Resistencia
- Use: City flag
- Proportion: 2:3
- Adopted: July 17, 2019; 7 years ago
- Designed by: Sacha Mijail Vanioff

= Flag of Resistencia, Chaco =

The flag of Resistencia is one of the official symbols of Resistencia, Argentina, the capital of the Argentine province of Chaco. The colours of the flag are the same as the provincial flag. Green refers to the natural character of the territory. Blue, white and golden yellow refer to the national flag, and blue also symbolizes the waters through which the first immigrants from Friulia arrived. The white square in the middle of the flag refers to the topography of the city, whose streets are oriented at an angle of 45° to the north. In the center of the flag is a symbol now called the Resistencia sun. The sun has two meanings, it refers to the Sun of May from the national flag and represents the central square of the city with the streets branching off from it.

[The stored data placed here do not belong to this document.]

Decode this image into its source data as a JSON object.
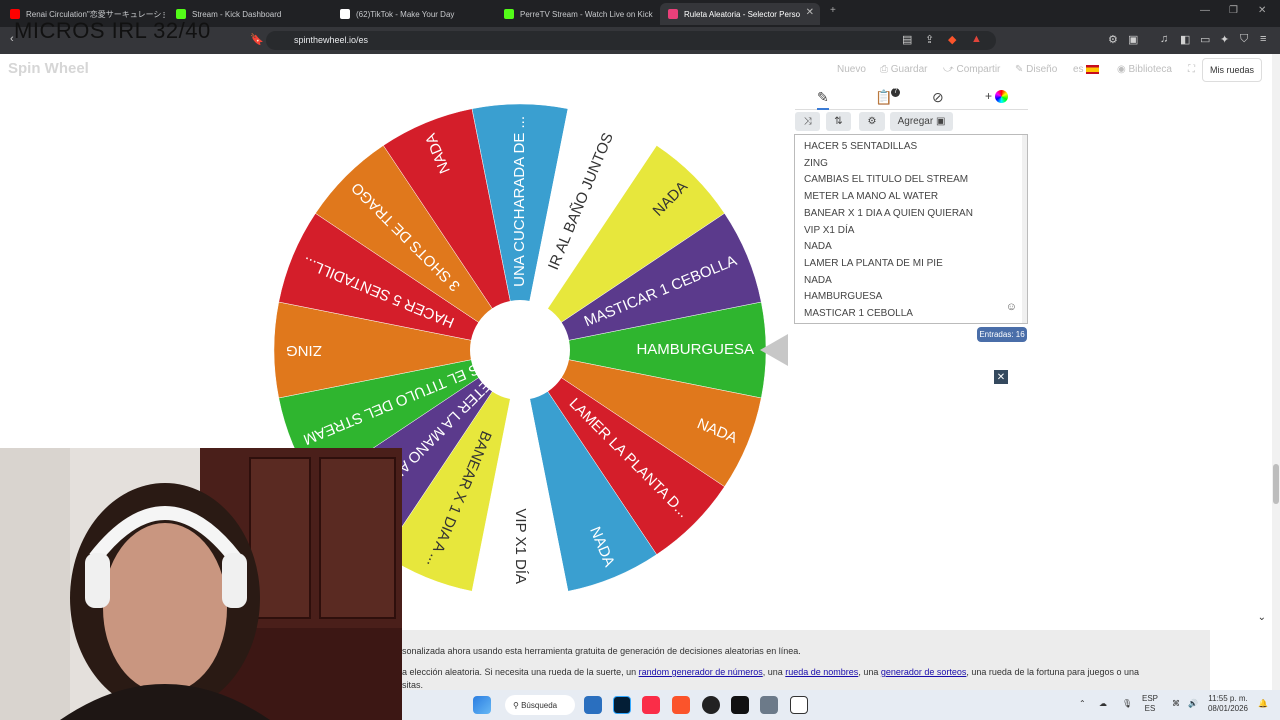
{
  "overlay_title": "MICROS IRL 32/40",
  "browser": {
    "tabs": [
      {
        "label": "Renai Circulation\"恋愛サーキュレーション",
        "color": "#ff0000"
      },
      {
        "label": "Stream - Kick Dashboard",
        "color": "#53fc18"
      },
      {
        "label": "(62)TikTok - Make Your Day",
        "color": "#ffffff"
      },
      {
        "label": "PerreTV Stream - Watch Live on Kick",
        "color": "#53fc18"
      },
      {
        "label": "Ruleta Aleatoria - Selector Perso",
        "color": "#e9407a",
        "active": true
      }
    ],
    "url": "spinthewheel.io/es"
  },
  "site": {
    "logo": "Spin Wheel",
    "nav": [
      "Nuevo",
      "Guardar",
      "Compartir",
      "Diseño",
      "es",
      "Biblioteca"
    ],
    "mis_ruedas": "Mis ruedas"
  },
  "wheel": {
    "segments": [
      {
        "label": "HAMBURGUESA",
        "color": "#2fb52f"
      },
      {
        "label": "NADA",
        "color": "#e0781c"
      },
      {
        "label": "LAMER LA PLANTA D...",
        "color": "#d41e2a"
      },
      {
        "label": "NADA",
        "color": "#3a9fd0"
      },
      {
        "label": "VIP X1 DÍA",
        "color": "#ffffff"
      },
      {
        "label": "BANEAR X 1 DIA A ...",
        "color": "#e7e73c"
      },
      {
        "label": "METER LA MANO AL WATER",
        "color": "#5b3a8c"
      },
      {
        "label": "CAMBIAS EL TITULO DEL STREAM",
        "color": "#2fb52f"
      },
      {
        "label": "ZING",
        "color": "#e0781c"
      },
      {
        "label": "HACER 5 SENTADILL...",
        "color": "#d41e2a"
      },
      {
        "label": "3 SHOTS DE TRAGO",
        "color": "#e0781c"
      },
      {
        "label": "NADA",
        "color": "#d41e2a"
      },
      {
        "label": "UNA CUCHARADA DE ...",
        "color": "#3a9fd0"
      },
      {
        "label": "IR AL BAÑO JUNTOS",
        "color": "#ffffff"
      },
      {
        "label": "NADA",
        "color": "#e7e73c"
      },
      {
        "label": "MASTICAR 1 CEBOLLA",
        "color": "#5b3a8c"
      }
    ]
  },
  "panel": {
    "badge": "7",
    "agregar": "Agregar",
    "entries": [
      "HACER 5 SENTADILLAS",
      "ZING",
      "CAMBIAS EL TITULO DEL STREAM",
      "METER LA MANO AL WATER",
      "BANEAR X 1 DIA A QUIEN QUIERAN",
      "VIP X1 DÍA",
      "NADA",
      "LAMER LA PLANTA DE MI PIE",
      "NADA",
      "HAMBURGUESA",
      "MASTICAR 1 CEBOLLA"
    ],
    "entries_count": "Entradas: 16"
  },
  "bottom": {
    "line1": "sonalizada ahora usando esta herramienta gratuita de generación de decisiones aleatorias en línea.",
    "line2_pre": "a elección aleatoria. Si necesita una rueda de la suerte, un ",
    "link1": "random generador de números",
    "mid1": ", una ",
    "link2": "rueda de nombres",
    "mid2": ", una ",
    "link3": "generador de sorteos",
    "line2_post": ", una rueda de la fortuna para juegos o una",
    "line3": "sitas."
  },
  "taskbar": {
    "search": "Búsqueda",
    "lang_top": "ESP",
    "lang_bot": "ES",
    "time": "11:55 p. m.",
    "date": "08/01/2026"
  }
}
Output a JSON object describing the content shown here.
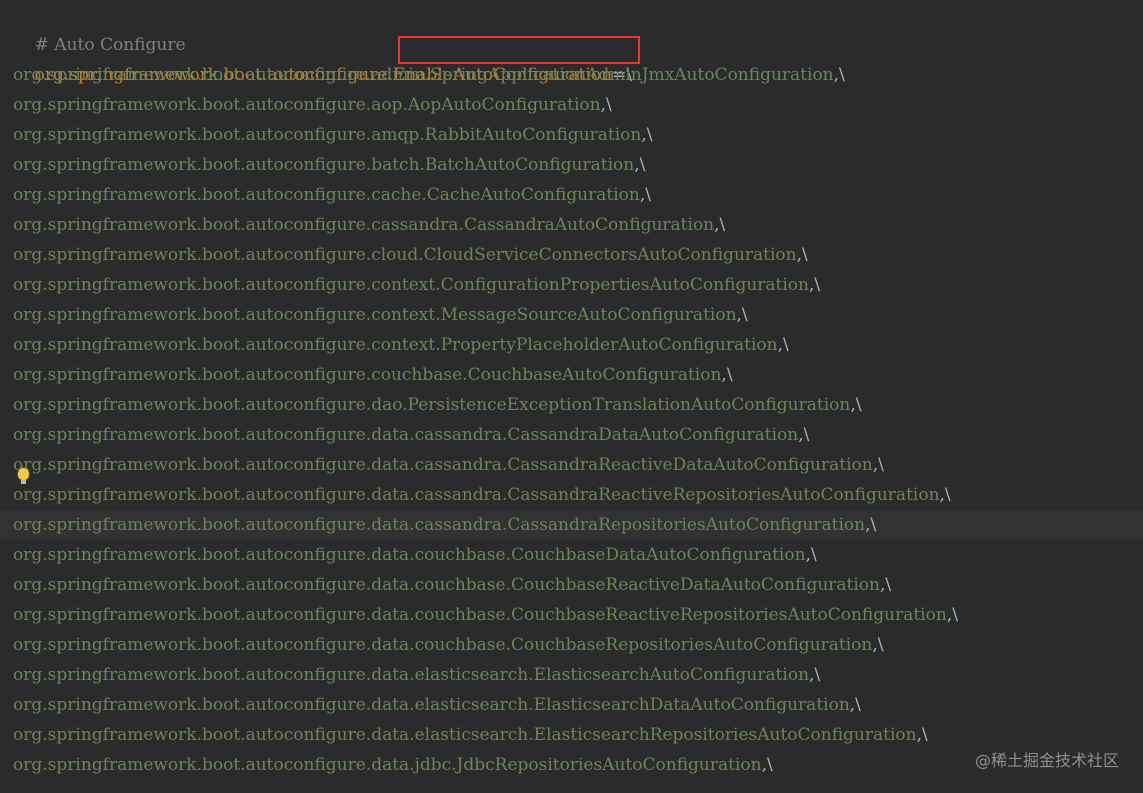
{
  "comment": "# Auto Configure",
  "first_line": {
    "prefix": "org.springframework.boot.autoconfigure.",
    "key": "EnableAutoConfiguration",
    "sep": "=",
    "cont": "\\"
  },
  "lines": [
    "org.springframework.boot.autoconfigure.admin.SpringApplicationAdminJmxAutoConfiguration,\\",
    "org.springframework.boot.autoconfigure.aop.AopAutoConfiguration,\\",
    "org.springframework.boot.autoconfigure.amqp.RabbitAutoConfiguration,\\",
    "org.springframework.boot.autoconfigure.batch.BatchAutoConfiguration,\\",
    "org.springframework.boot.autoconfigure.cache.CacheAutoConfiguration,\\",
    "org.springframework.boot.autoconfigure.cassandra.CassandraAutoConfiguration,\\",
    "org.springframework.boot.autoconfigure.cloud.CloudServiceConnectorsAutoConfiguration,\\",
    "org.springframework.boot.autoconfigure.context.ConfigurationPropertiesAutoConfiguration,\\",
    "org.springframework.boot.autoconfigure.context.MessageSourceAutoConfiguration,\\",
    "org.springframework.boot.autoconfigure.context.PropertyPlaceholderAutoConfiguration,\\",
    "org.springframework.boot.autoconfigure.couchbase.CouchbaseAutoConfiguration,\\",
    "org.springframework.boot.autoconfigure.dao.PersistenceExceptionTranslationAutoConfiguration,\\",
    "org.springframework.boot.autoconfigure.data.cassandra.CassandraDataAutoConfiguration,\\",
    "org.springframework.boot.autoconfigure.data.cassandra.CassandraReactiveDataAutoConfiguration,\\",
    "org.springframework.boot.autoconfigure.data.cassandra.CassandraReactiveRepositoriesAutoConfiguration,\\",
    "org.springframework.boot.autoconfigure.data.cassandra.CassandraRepositoriesAutoConfiguration,\\",
    "org.springframework.boot.autoconfigure.data.couchbase.CouchbaseDataAutoConfiguration,\\",
    "org.springframework.boot.autoconfigure.data.couchbase.CouchbaseReactiveDataAutoConfiguration,\\",
    "org.springframework.boot.autoconfigure.data.couchbase.CouchbaseReactiveRepositoriesAutoConfiguration,\\",
    "org.springframework.boot.autoconfigure.data.couchbase.CouchbaseRepositoriesAutoConfiguration,\\",
    "org.springframework.boot.autoconfigure.data.elasticsearch.ElasticsearchAutoConfiguration,\\",
    "org.springframework.boot.autoconfigure.data.elasticsearch.ElasticsearchDataAutoConfiguration,\\",
    "org.springframework.boot.autoconfigure.data.elasticsearch.ElasticsearchRepositoriesAutoConfiguration,\\",
    "org.springframework.boot.autoconfigure.data.jdbc.JdbcRepositoriesAutoConfiguration,\\"
  ],
  "caret_line_index": 15,
  "intention_icon": "lightbulb-icon",
  "watermark": "@稀土掘金技术社区",
  "colors": {
    "background": "#2b2b2b",
    "caret_line": "#323232",
    "comment": "#808080",
    "property_key": "#c27e38",
    "property_value": "#6a8759",
    "highlight_box": "#e23b35"
  }
}
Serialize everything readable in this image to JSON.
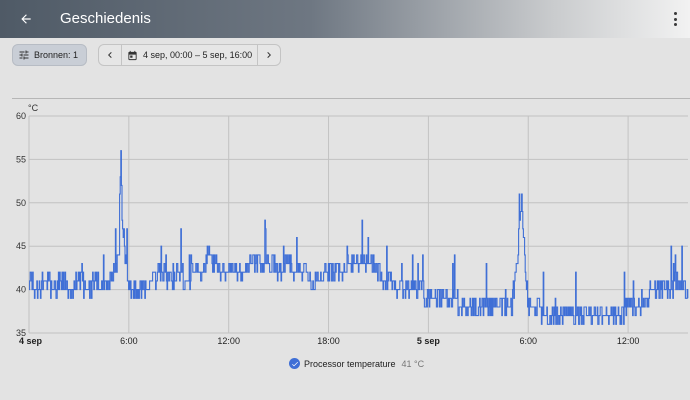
{
  "appbar": {
    "title": "Geschiedenis"
  },
  "toolbar": {
    "sources_label": "Bronnen: 1",
    "date_range": "4 sep, 00:00 – 5 sep, 16:00"
  },
  "colors": {
    "series": "#3f6fd6",
    "grid": "#c2c2c2",
    "background": "#e3e3e3"
  },
  "icons": [
    "arrow-back-icon",
    "more-vert-icon",
    "tune-icon",
    "chevron-left-icon",
    "calendar-icon",
    "chevron-right-icon",
    "check-circle-icon"
  ],
  "chart_data": {
    "type": "line",
    "ylabel": "°C",
    "ylim": [
      35,
      60
    ],
    "yticks": [
      "60",
      "55",
      "50",
      "45",
      "40",
      "35"
    ],
    "xticks": [
      "4 sep",
      "6:00",
      "12:00",
      "18:00",
      "5 sep",
      "6:00",
      "12:00"
    ],
    "xtick_hours": [
      0,
      6,
      12,
      18,
      24,
      30,
      36
    ],
    "x_unit": "hours since 4 sep 00:00",
    "xlim": [
      0,
      39.6
    ],
    "grid": true,
    "legend_placement": "bottom-center",
    "series": [
      {
        "name": "Processor temperature",
        "current_value": "41 °C",
        "x": [
          0,
          0.5,
          1,
          1.5,
          2,
          2.5,
          3,
          3.5,
          4,
          4.5,
          5,
          5.4,
          5.5,
          5.6,
          5.8,
          6,
          6.5,
          7,
          7.5,
          8,
          8.5,
          9,
          9.5,
          10,
          10.4,
          10.8,
          11,
          11.5,
          12,
          12.5,
          13,
          13.5,
          14,
          14.5,
          15,
          15.5,
          16,
          16.5,
          17,
          17.5,
          18,
          18.5,
          19,
          19.5,
          20,
          20.5,
          21,
          21.5,
          22,
          22.5,
          23,
          23.5,
          24,
          24.5,
          25,
          25.5,
          26,
          26.5,
          27,
          27.5,
          28,
          28.5,
          29,
          29.4,
          29.6,
          29.8,
          30,
          30.5,
          31,
          31.5,
          32,
          32.5,
          33,
          33.5,
          34,
          34.5,
          35,
          35.5,
          36,
          36.5,
          37,
          37.5,
          38,
          38.5,
          39,
          39.6
        ],
        "values": [
          41,
          40,
          41,
          40,
          41,
          40,
          41,
          40,
          41,
          40,
          41,
          44,
          57,
          48,
          43,
          40,
          40,
          40,
          41,
          42,
          41,
          42,
          41,
          42,
          42,
          44,
          43,
          42,
          42,
          42,
          42,
          43,
          43,
          43,
          42,
          43,
          42,
          42,
          41,
          41,
          42,
          42,
          42,
          43,
          43,
          43,
          42,
          41,
          40,
          40,
          40,
          40,
          39,
          39,
          39,
          39,
          38,
          38,
          38,
          38,
          38,
          38,
          38,
          45,
          51,
          44,
          38,
          38,
          37,
          37,
          37,
          37,
          37,
          37,
          37,
          37,
          37,
          37,
          38,
          38,
          39,
          40,
          40,
          40,
          41,
          40
        ]
      }
    ]
  }
}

The history of the flag begins with the Resistencia City Council organized the contest Una bandera para Resistencia. The jury of the contest would be composed of city officials and cultural leaders of the city. 38 applicants responded to the invitation, and the project proposed by Sacha Mijaila Vanioff under the pseudonym Jorge Quinto was the winner. The winning design was officially presented on 17 July 2019, but was first raised on 27 January 2020, on the 142nd anniversary of the city.